All of the novelty bath product gift sets sit gathering dust and soap scum on shelves and crowding the edge of the bath as stark reminders that your relatives have the olfactory senses of an onion. These poncy perfumed products serve only to pollute the water so that once you’ve lathered up, you can’t rinse your hair properly. It will forever more wear the residue of a “Fanciful Frothy Ferret” bath bomb.

Even Submersion: The average bath is 5′ 6″ in length, take into account the taps and the end that doubles as a shelf and you’re left with an average of 4′ 5″ in occupiable length. The average PFPT is 5’3″ (and a smidge) so no matter how you try and configure it, no matter how yogatastic your limbs are, you are never going to be able to achieve a complete and even submersion. Your delightfully relaxing bath then throws up a sorrowful conundrum, a Sophie’s choice of anatomy; are your shoulders left to shiver above the bubble line and your breasts to become fleshy chilled iles flottantes, or are your knees and your feet subjected to the bitter position of lifeguard, looking down at you from the cold hard tap end?

Sharing: What can be more romantic that a candle lit tub for two? Just about anything, actually. Forget even submersion, this becomes a fight for survival and the right to not have ‘H’ and ‘C’ imprinted on your back. You have to accept that only your buttocks will know water while the rest of you jacknifes awkwardly into the cold bathroom air like a couple of broken marionettes jammed into a coffee cup. Don’t even think about getting fruity unless you’re both qualified circus freaks with the emergency services on standby.

Entertainment: Past the age of 10, toys in the bath are just plain ridiculous and are the sign of someone whose mother still scrubs their back when she visits, regardless of their marital status. That said, without the rubber ducks and battleships of our childhood, baths are pretty dull and so you’re tempted to take entertainment with you. Good idea, right? Well know this, iPhones sink, books are apparently highly absorbent and your beautifully chilled glass of Champagne will be warmer than a dog trapped in a car in mere seconds.
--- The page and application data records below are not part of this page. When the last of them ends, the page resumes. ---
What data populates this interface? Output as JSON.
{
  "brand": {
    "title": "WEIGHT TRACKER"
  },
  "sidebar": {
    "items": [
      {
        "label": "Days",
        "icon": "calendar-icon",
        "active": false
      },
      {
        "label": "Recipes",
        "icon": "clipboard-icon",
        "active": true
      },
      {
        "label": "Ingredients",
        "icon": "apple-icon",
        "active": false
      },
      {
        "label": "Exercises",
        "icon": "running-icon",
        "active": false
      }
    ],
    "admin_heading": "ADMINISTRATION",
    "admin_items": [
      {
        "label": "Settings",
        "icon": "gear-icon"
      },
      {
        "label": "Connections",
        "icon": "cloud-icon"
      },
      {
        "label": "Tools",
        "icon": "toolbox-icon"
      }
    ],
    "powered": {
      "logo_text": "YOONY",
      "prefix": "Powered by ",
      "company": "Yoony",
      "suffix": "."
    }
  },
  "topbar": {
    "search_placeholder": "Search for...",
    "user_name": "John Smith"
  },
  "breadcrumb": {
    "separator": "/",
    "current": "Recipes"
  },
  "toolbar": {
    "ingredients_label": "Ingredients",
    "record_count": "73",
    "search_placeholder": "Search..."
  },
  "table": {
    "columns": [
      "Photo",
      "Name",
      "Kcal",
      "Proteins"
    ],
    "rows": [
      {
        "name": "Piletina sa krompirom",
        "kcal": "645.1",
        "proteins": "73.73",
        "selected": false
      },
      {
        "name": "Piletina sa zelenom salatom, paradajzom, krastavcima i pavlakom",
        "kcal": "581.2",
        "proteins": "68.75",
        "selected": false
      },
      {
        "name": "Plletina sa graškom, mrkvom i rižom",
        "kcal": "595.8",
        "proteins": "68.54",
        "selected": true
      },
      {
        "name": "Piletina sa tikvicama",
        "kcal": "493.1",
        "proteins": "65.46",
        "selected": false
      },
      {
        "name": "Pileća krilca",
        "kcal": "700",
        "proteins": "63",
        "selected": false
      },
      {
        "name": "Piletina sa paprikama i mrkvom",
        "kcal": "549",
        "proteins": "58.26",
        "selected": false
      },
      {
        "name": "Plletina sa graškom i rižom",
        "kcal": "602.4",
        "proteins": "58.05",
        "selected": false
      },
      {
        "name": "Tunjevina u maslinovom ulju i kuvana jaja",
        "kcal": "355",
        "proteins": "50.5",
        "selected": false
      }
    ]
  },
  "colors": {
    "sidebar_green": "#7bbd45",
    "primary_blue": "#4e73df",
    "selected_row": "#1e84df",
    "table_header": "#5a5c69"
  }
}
Human Soup: Your bath, like it or not, is a single-portion human soup (family-size human soup is a jacuzzi or public swimming pool but that’s a whole other 1,000 words). You think you’re getting clean? You’re really stewing in all the detritus that your body didn’t want. That water you just thoroughly washed your face with has been swilling around your pits and particulars for the past 10 minutes. Face it, wet does not necessarily mean clean; the dish cloth at a greasy spoon may be wet but after its been used to wipe every egg-smeared table and the chef’s moob sweat, it may still contain moisture but you probably wouldn’t want to use it as a face cloth.

Timing: Exactly how long does a bath have to last to be enjoyable? You’ve “washed” with all the potions and novelty back scrubbing paraphernalia, you’ve lost your book, now wedged under a broken ankle somewhere near the tap end, so you lie there getting bored, feeling guilty about getting out and wasting all that water when you’re supposed to be enjoying this, so you stay in for just about as long as you can bear, only to find your fingers now look like the cast of Cocoon. It’s been 11 minutes.

Cleaning: Now you’ve “cleaned” yourself, you have to do housework and scrub your personal effluence residue from the entire bath, getting sweaty in the process and thus needing another bash at the personal cleansing routine. You may as well have just hosed yourself down in the garden and saved yourself the bother.

All things considered, isn’t standing in a nice hot stimulating shower of fresh running water a far more civilised thing? Although, having said that, there is one advantage the bath has over the shower, and that is doing your best wind-powered Bill & Ben impression. Just don’t attempt an impression of Weed, that’s plain wrong.